Everything became much, much simpler. If I wanted popcorn, all I had to do was concentrate enough, and it would appear. If I wanted to reverse gravity, focus, and it happened. If I wanted to erase my mother from existence, a thought was all it took.

With enough magic, you can do almost anything, but the effects are never permanent. It takes a special kind of magic to make permanent changes to the world, or a willingness to go down the wonderfully dark path of ‘dark’ magic. To me, there is no dark or evil to magic, there’s just magic. Magic is just power, and what matters is what you do with it.

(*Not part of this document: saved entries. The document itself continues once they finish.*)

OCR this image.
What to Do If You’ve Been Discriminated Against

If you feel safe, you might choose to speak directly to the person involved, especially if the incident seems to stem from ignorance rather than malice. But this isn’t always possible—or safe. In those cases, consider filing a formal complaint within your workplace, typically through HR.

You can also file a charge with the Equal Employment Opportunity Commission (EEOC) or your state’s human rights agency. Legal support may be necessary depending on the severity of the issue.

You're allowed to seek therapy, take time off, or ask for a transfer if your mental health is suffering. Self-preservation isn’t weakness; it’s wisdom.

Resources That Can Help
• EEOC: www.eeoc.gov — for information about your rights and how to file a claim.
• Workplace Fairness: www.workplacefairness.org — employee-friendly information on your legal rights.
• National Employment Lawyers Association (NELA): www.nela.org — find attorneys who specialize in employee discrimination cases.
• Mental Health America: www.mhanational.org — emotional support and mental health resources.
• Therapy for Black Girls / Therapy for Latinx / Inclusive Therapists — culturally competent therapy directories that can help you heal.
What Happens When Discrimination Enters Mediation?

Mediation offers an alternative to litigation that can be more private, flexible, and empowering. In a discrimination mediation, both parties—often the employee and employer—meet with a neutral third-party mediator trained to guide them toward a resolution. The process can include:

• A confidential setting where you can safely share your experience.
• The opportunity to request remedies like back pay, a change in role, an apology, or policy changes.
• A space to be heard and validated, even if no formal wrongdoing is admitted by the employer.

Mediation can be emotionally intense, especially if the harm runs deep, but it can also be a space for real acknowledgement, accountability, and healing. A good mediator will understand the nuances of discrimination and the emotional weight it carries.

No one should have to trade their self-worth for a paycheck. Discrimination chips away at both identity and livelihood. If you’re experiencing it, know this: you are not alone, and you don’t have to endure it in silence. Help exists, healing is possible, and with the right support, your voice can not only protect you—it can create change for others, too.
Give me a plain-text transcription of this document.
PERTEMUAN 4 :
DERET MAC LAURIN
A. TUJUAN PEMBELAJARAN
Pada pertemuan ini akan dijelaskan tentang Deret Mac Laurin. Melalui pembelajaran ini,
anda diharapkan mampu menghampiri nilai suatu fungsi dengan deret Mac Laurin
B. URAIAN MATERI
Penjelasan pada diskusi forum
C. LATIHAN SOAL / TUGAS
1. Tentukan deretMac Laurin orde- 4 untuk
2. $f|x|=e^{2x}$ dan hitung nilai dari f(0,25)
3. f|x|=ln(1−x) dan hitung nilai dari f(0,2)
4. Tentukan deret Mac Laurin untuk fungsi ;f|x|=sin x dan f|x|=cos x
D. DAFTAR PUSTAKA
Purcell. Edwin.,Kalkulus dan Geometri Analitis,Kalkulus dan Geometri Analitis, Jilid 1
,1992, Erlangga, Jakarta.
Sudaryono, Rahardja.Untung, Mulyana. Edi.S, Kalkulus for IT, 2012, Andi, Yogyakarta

Reality is a lie. That phrase freed me. It unleashed me. It created me. It took me some time to understand it, but if it’s one thing I have never lacked, it’s time. The knowledge that I could twist and distort reality like any other physical matter I could touch was profound, even though I’m hardly one to discuss the full effects of it. It drove me insane, but I will counter your incoming arguments with this: how many ponies have ever forced pure and simple creativity on the world? Answer: none. They’re all too boring and practical for that.

Most ponies will look at my work and call it ‘Chaos’. They call me troublemaker, villain. And they have blinders on to everything good I have ever done, no matter how unintentional it may have been at the time. The seasons? My work. The phases of the moon? Me. And so on, really. More than one pony has been inspired by me whenever I manage to get loose from the prison that Harmony puts me in. Really, they’re so ungrateful.

Author's Note:

Written for Prompt #475-“A Tale As Old As Time”
The Prompt: The story starts when your protagonist is told by a parent that everything has been a lie. Another character is an alchemist who is determined to settle an old score.